I was just writing some HTTP-related code using java.net.URL when I noticed that Apache httpclient 4.0's API seems to want java.net.URI instances. "Why's that, I wonder?" The answer, it seems, is that Java's java.net.URL class is broken: its equals() method is blocking! It goes out on the network and does a reverse lookup of the hostname. This is very unfortunate since in every other way that class is what I want.

From the Javadoc for java.net.URL#equals:

Two hosts are considered equivalent if both host names can be resolved
into the same IP addresses; else if either host name can't be
resolved, the host names must be equal without regard to case; or both
host names equal to null.

Since hosts comparison requires name resolution, this operation is a
blocking operation. (Emphasis mine)

Good times. So, to avoid abitrary thread "hanging" at some point down the road I guess I'll use java.net.URI. Too bad these are all valid URIs, but nonsense in an HTTP context: "mailto:me@foo.com", "abc:123", "quux"

This begs the question: what precisely is the difference between a URI and URL? There is tons written on this (Google it), but I'll add my semi-informed $0.02 as well:

URI: an identifier (name) for a resource. Doesn't necessarily say anything about how to locate the idientified resource, but sometimes does. e.g. "/foo", "http://test.com/bar", "x:y:z/a/b/c"

URL: a URI that MUST include how to locate the resource. i.e. it starts with "http", "https", "ftp", etc. e.g. "http://www.google.com", "https://bank.com", http://abc.com/foo/bar/baz.html"
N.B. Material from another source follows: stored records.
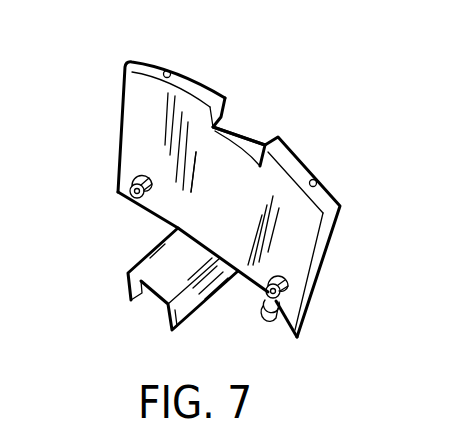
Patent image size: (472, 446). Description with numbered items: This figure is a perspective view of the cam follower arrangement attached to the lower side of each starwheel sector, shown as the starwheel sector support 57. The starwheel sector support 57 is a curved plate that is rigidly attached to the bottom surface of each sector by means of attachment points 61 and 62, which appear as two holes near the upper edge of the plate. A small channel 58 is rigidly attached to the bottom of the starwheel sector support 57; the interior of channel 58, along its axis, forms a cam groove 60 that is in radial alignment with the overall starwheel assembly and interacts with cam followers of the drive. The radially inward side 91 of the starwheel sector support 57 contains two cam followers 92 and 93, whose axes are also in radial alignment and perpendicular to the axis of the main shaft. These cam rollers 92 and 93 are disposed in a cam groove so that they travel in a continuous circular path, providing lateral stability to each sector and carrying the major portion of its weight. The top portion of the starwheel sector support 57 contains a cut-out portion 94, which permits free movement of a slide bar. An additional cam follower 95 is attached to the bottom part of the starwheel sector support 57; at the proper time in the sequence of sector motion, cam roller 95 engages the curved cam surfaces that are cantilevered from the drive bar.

The starwheel sector support 57 is at (247, 210).
The channel 58 is at (206, 261).
The cam groove 60 is at (150, 303).
The attachment point 61 is at (317, 182).
The attachment point 62 is at (168, 71).
The radially inward side 91 is at (148, 132).
The cam follower 92 is at (119, 192).
The cam follower 93 is at (284, 290).
The cut-out portion 94 is at (240, 133).
The cam follower 95 is at (262, 315).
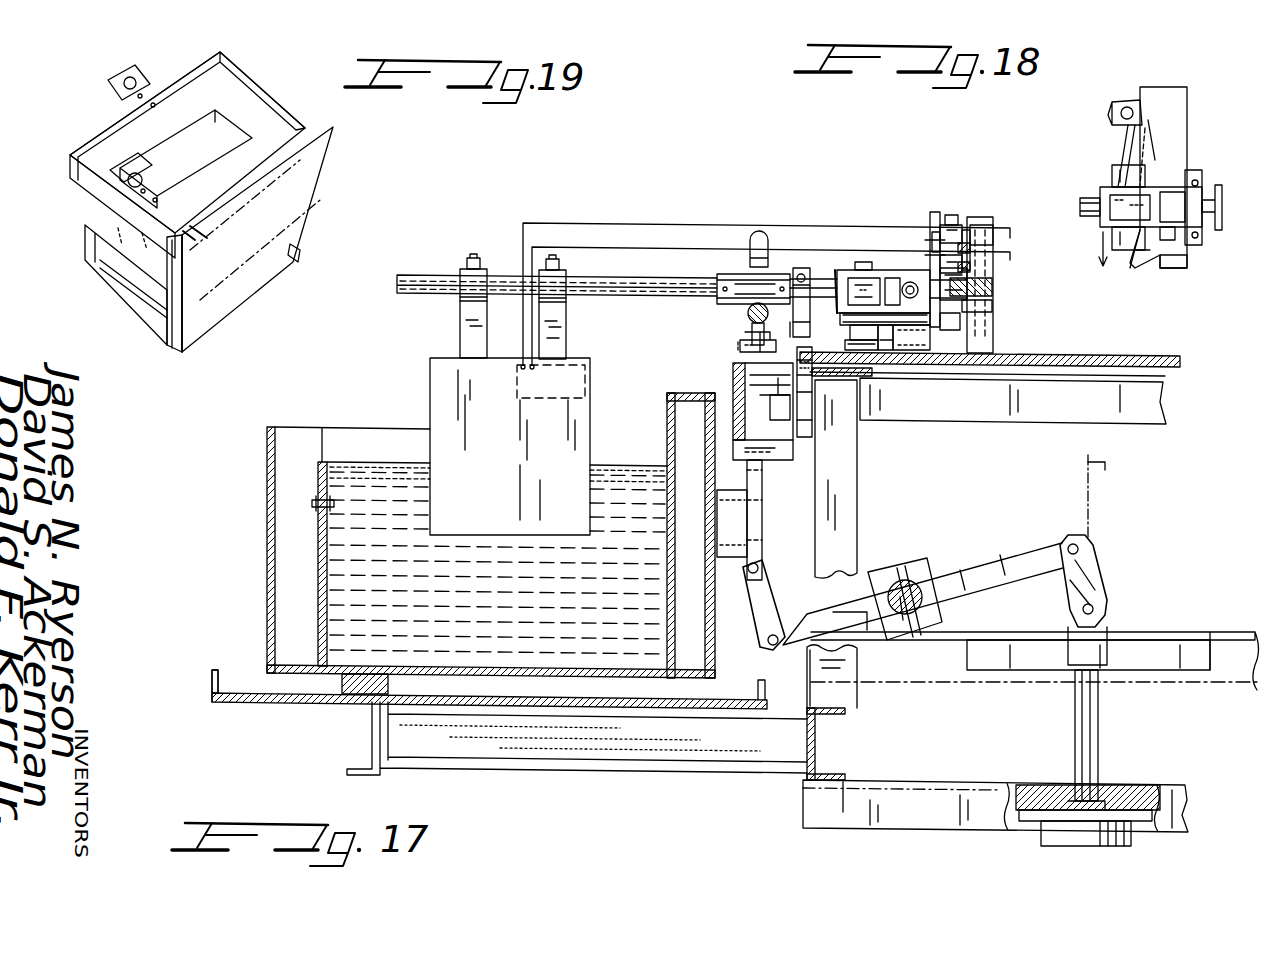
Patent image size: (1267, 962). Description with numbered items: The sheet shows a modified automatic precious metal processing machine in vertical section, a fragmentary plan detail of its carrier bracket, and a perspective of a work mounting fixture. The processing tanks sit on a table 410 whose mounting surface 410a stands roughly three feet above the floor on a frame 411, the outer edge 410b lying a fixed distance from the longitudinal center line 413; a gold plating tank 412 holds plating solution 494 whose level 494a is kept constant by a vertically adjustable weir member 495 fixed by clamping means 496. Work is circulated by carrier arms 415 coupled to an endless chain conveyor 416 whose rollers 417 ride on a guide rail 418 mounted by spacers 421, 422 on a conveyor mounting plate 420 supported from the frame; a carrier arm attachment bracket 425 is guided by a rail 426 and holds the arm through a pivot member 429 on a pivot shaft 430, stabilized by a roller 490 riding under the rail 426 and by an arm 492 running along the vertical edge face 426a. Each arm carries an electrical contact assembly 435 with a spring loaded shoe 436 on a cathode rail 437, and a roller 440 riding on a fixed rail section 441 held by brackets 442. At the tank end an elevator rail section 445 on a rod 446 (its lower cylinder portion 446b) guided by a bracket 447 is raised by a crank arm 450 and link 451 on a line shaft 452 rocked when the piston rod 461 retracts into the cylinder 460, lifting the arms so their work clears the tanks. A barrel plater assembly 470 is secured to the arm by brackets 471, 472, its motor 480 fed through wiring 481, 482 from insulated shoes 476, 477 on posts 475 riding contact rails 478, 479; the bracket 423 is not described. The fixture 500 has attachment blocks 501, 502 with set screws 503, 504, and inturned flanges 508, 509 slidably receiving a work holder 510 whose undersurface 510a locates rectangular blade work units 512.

In FIG. 19, the work mounting fixture 500 is at (347, 181).
In FIG. 19, the attachment block 501 is at (200, 72).
In FIG. 19, the attachment block 502 is at (148, 170).
In FIG. 19, the set screw 503 is at (128, 80).
In FIG. 19, the set screw 504 is at (118, 198).
In FIG. 19, the horizontal inturned flange 508 is at (180, 335).
In FIG. 19, the horizontal inturned flange 509 is at (300, 262).
In FIG. 19, the work holder 510 is at (250, 295).
In FIG. 19, the undersurface 510a is at (118, 275).
In FIG. 19, the work unit 512 is at (205, 246).
In FIG. 17, the table 410 is at (242, 720).
In FIG. 17, the mounting surface 410a is at (300, 702).
In FIG. 17, the outer edge 410b is at (212, 685).
In FIG. 17, the frame 411 is at (616, 772).
In FIG. 17, the gold plating tank 412 is at (257, 557).
In FIG. 17, the longitudinal center line 413 is at (1090, 492).
In FIG. 18, the carrier arm 415 is at (1100, 190).
In FIG. 17, the carrier arm 415 is at (440, 268).
In FIG. 17, the endless chain conveyor 416 is at (968, 268).
In FIG. 17, the roller 417 is at (980, 305).
In FIG. 17, the horizontal guide rail 418 is at (992, 287).
In FIG. 17, the conveyor mounting plate 420 is at (1115, 340).
In FIG. 17, the spacer 421 is at (990, 306).
In FIG. 17, the spacer 422 is at (978, 240).
In FIG. 17, the bracket 423 is at (905, 352).
In FIG. 18, the carrier arm attachment bracket 425 is at (1165, 185).
In FIG. 17, the carrier arm attachment bracket 425 is at (902, 268).
In FIG. 18, the guide rail 426 is at (1168, 270).
In FIG. 17, the guide rail 426 is at (912, 335).
In FIG. 18, the vertical edge face 426a is at (1130, 270).
In FIG. 17, the vertical edge face 426a is at (840, 268).
In FIG. 18, the pivot member 429 is at (1170, 190).
In FIG. 17, the pivot member 429 is at (880, 270).
In FIG. 18, the pivot shaft 430 is at (1170, 242).
In FIG. 17, the pivot shaft 430 is at (915, 330).
In FIG. 17, the electrical contact assembly 435 is at (740, 350).
In FIG. 17, the spring loaded shoe 436 is at (812, 295).
In FIG. 17, the cathode rail 437 is at (812, 385).
In FIG. 17, the roller 440 is at (748, 313).
In FIG. 17, the rail section 441 is at (745, 332).
In FIG. 17, the bracket 442 is at (733, 375).
In FIG. 17, the elevator rail section 445 is at (760, 232).
In FIG. 17, the rod 446 is at (720, 276).
In FIG. 17, the cylinder (vertical) 446b is at (755, 512).
In FIG. 17, the guide bracket 447 is at (785, 460).
In FIG. 17, the crank arm 450 is at (836, 607).
In FIG. 17, the link 451 is at (762, 618).
In FIG. 17, the line shaft 452 is at (903, 580).
In FIG. 17, the cylinder 460 is at (1050, 835).
In FIG. 17, the piston rod 461 is at (1090, 712).
In FIG. 17, the barrel plater assembly 470 is at (418, 373).
In FIG. 17, the support bracket 471 is at (470, 310).
In FIG. 17, the support bracket 472 is at (558, 316).
In FIG. 18, the upstanding post 475 is at (1197, 185).
In FIG. 17, the upstanding post 475 is at (947, 222).
In FIG. 18, the spring urged shoe 476 is at (1212, 196).
In FIG. 17, the spring urged shoe 476 is at (950, 230).
In FIG. 17, the spring urged shoe 477 is at (972, 266).
In FIG. 17, the electrical contact rail 478 is at (970, 248).
In FIG. 18, the electrical contact rail 479 is at (1222, 228).
In FIG. 17, the electrical contact rail 479 is at (966, 238).
In FIG. 17, the motor 480 is at (588, 380).
In FIG. 17, the electrical wiring 481 is at (625, 223).
In FIG. 17, the electrical wiring 482 is at (560, 248).
In FIG. 17, the roller 490 is at (870, 352).
In FIG. 18, the arm 492 is at (1125, 140).
In FIG. 17, the arm 492 is at (868, 262).
In FIG. 17, the precious metal plating solution 494 is at (355, 590).
In FIG. 17, the level 494a is at (375, 462).
In FIG. 17, the weir member 495 is at (318, 478).
In FIG. 17, the clamping means 496 is at (312, 504).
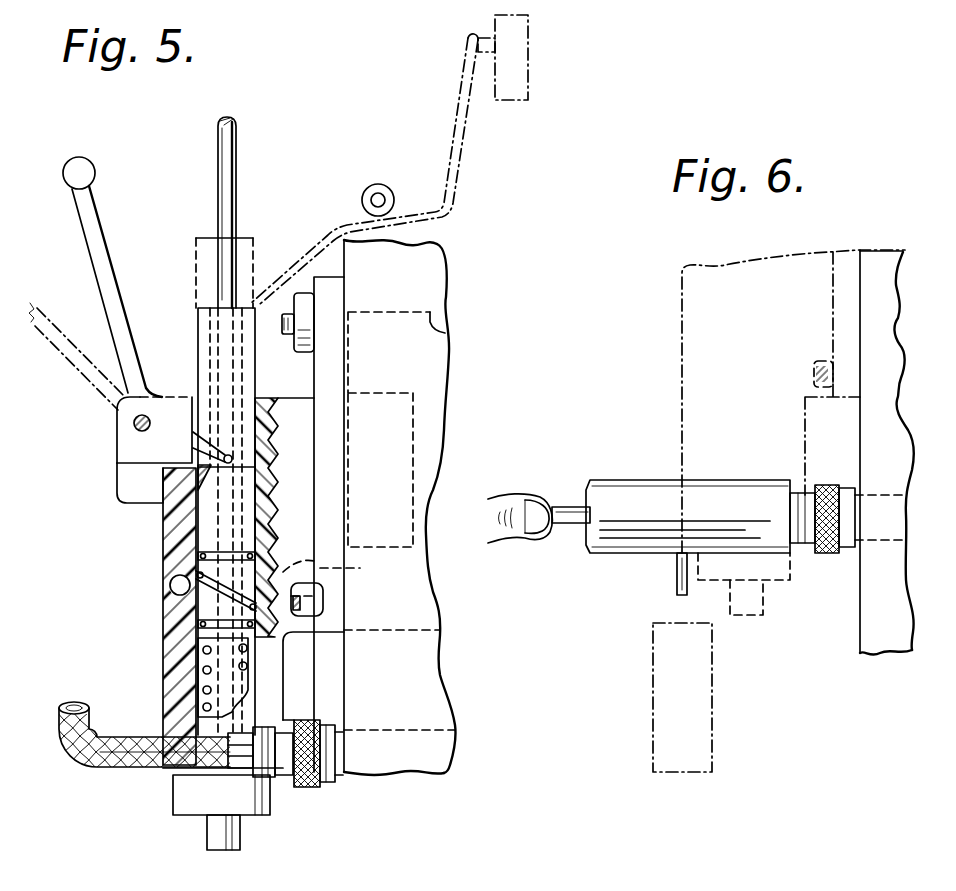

So, URI is very general, and URLs are a specialization of URIs. There is another subset of URI called URN that adds even more complexity, so I'm going mostly ignore that here. I'll just paraphrase from the SO link below and say that URNs are supposed to be a unique name (over time and space) for a resource, and they say nothing about locating said resource.

References

1 comment:

  1. A URL is a URI that is hierarchical and absolute. That's all there is to it. URIs can also be opaque instead of hierarchical, such as in "mailto:me@foo.com" and "bitcoin:1HB5XMLmzFVj8ALj6mfBsbifRoD4miY36v". (All opaque URIs are absolute.) Hierarchical URIs can also be relative instead of absolute, such as in "/foo" and "../bar" and "baz". URNs are simply URIs that are opaque, use the "urn" scheme, and follow a constrained syntax in the scheme-specific part.